I sold my startup. Here are seven things I’d do again

sold my startup

Sarah Pearce and Luxury Escapes CEO Adam Schwab. Source: supplied

Selling my business Travelshoot to Luxury Escapes last year was the apex of a long business journey.

Like many founders, my story is one of notable highs and sweeping lows, but I’ve gathered some valuable learnings along the way.

Here are the seven things I’d do again if I was to create another business from scratch.

Seven things I’d do again

  1. Skin in the game

    Early on in my startup journey, when I had a unique, two-sided marketplace in its infancy, an advisor asked me how I’d feel if a competitor came along, raised a few million, built the same product as me, and secured the partner contracts I was chasing because they had the cash to move more quickly. At the time I was anti-investment and boot-strapping out of fear of sharing control or reporting to a board — but the advice landed.

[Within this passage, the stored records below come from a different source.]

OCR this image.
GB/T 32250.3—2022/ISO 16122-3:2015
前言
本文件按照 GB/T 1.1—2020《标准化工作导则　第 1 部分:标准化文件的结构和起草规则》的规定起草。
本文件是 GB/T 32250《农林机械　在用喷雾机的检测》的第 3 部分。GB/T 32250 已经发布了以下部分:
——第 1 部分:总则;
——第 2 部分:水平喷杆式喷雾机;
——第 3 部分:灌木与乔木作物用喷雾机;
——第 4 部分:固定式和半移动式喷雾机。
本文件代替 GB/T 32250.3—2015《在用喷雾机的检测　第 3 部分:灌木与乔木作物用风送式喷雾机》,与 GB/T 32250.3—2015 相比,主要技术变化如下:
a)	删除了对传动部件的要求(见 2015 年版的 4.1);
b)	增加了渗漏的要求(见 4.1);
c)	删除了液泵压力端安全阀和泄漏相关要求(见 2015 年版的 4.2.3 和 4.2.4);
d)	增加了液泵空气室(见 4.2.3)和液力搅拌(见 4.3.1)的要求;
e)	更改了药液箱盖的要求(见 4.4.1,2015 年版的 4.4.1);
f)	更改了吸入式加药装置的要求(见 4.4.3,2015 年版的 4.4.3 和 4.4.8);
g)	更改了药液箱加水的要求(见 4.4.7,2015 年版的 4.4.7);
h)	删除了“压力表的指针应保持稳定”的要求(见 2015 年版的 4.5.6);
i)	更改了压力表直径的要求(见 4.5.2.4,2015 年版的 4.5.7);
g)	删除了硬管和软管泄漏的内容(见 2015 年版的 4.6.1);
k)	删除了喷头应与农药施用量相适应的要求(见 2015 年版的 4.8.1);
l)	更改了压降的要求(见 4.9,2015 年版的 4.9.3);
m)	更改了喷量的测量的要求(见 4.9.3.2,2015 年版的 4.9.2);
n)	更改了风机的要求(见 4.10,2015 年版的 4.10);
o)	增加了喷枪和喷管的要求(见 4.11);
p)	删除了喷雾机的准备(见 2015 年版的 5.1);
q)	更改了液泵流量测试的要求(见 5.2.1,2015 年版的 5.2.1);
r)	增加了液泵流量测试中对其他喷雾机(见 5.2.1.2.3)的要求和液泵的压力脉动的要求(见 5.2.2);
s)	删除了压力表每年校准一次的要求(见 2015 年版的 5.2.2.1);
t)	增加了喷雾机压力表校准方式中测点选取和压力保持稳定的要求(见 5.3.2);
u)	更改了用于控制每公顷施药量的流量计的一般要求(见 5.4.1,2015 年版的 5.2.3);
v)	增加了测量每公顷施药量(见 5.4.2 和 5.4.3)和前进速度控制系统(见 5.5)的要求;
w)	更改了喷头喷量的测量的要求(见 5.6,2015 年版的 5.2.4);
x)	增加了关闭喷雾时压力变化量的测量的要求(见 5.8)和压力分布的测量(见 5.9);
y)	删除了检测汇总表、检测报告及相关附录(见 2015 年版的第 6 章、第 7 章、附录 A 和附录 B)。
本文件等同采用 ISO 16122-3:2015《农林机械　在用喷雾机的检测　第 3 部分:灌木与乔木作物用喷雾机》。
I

    I had proof that $100,000 of my own savings had gone into developing the tech and covering the initial costs, and this helped me to secure an investor. Self-financing my startup gave me proof of funding and showed I was committed to making my business a success.

  2. Establish a support network

    I worked endless hours in the early days of my business. When my two kids were born, I returned to work after eight and two weeks, and things quickly became very complex as I was overcome with guilt from being torn between competing demands.

    A support plan made it feasible for me to work while I started a family. I thought carefully about who I hired first because that person’s potential to provide a support system was just as valuable to me as their role in the business. If I went through the same process again, I’d add someone to my advisory network who was at the same stage of life as me and could relate to the particular challenges of my situation for an extra boost of motivation.

  3. Remember that cash is king

    When we set out on a Series A raise we knew we hadn’t quickly reached ‘positive unit economics’ (that is, making a positive margin after customer acquisition costs). There were ‘narratives’ to get around this but I couldn’t face taking an investor’s money without being sure I could provide a strong return for them.

    It was easy to get lost in the pressure of raising capital. I needed to focus on preserving cash, growing revenue and waiting until I was truly ready before launching into that investment round. It was tough to let go of staff who didn’t directly contribute to business earnings in order to conserve cash and stretch the runway, however, they were necessary tough calls to make because I could focus on the core strategies that made my business investor-ready without the distraction of a big team.

  4. Be myself the whole way

    I was six months pregnant when we officially started our first investment round. By bringing my baby bump and a real version of myself to my business dealings I was able to find out early who my supporters were and learn more about what mattered to potential investors. Giving voting rights away in my business was like entering a marriage — and I was grateful to have direct and open conversations from the start with the people who would eventually become my partners.

  5. Surround myself with advocates

    In a startup world full of smoke and mirrors my relationships with other founders have been a lifeline. We’ve always been honest with each other about what we want to achieve — be that business dollars or lifestyle goals — and helped each other assess when pushing forward is worth the effort.

    I would always seek to find founders on a similar journey who I could trust and connect with because I know from experience that no one understands the pressure you can be under, nor cares about your success, as much as someone who’s slogging it out like you. It meant everything to me to have a handful of founder friends beside me with whom I could talk shop or workshop a profit and loss, or be honest with about the cash I had left in the bank, share contacts and advice with, and most importantly, who would be there when I wanted to give up.

  6. Be honest in hard times

    Losing my dad to cancer at the beginning of my Travelshoot journey gave me a burst of motivation to make my business a success. But when my mum became sick and was given six months to live a few years later, I opted to work around hospital visits and care and stayed silent in my grief while I kept up appearances at the office. The toll on my mental health was enormous.

    While I was honest with my team at the time, a big lesson learnt was not to try to work through periods like this if you can implement a step-back plan. Whether it be for a week or if you can afford longer, having a grief policy for yourself and your employees that really caters for mental health at this time is paramount. For me identifying a capable ‘life-saving employee’ that stepped up and supported me and my deliverables within the business during my time of grief was the ultimate lifeline.

  7. Get clear about selling

    Selling Travelshoot to Luxury Escapes was huge but I’ve never second-guessed my decision because my motive was always crystal clear. I knew I had a product better suited to a customer journey inside a travel company than remaining independent and being on a constant fundraising cycle. So I focused instead on finding a buyer who would stay the course and commit to making Travelshoot a success.

    Before pitching to buyers, sharing my financials and assets with an industry expert to qualify that my business was saleable was an important first step in the process, as was monitoring the speed with which prospective buyers paid for and tested my product. I spoke to other founders who had sold their businesses to the same buyers and carefully compared each of their three-year strategies and commitments to my business.

And I was patient…which is perhaps the single most important lesson I’d turn to if I was to do it all again.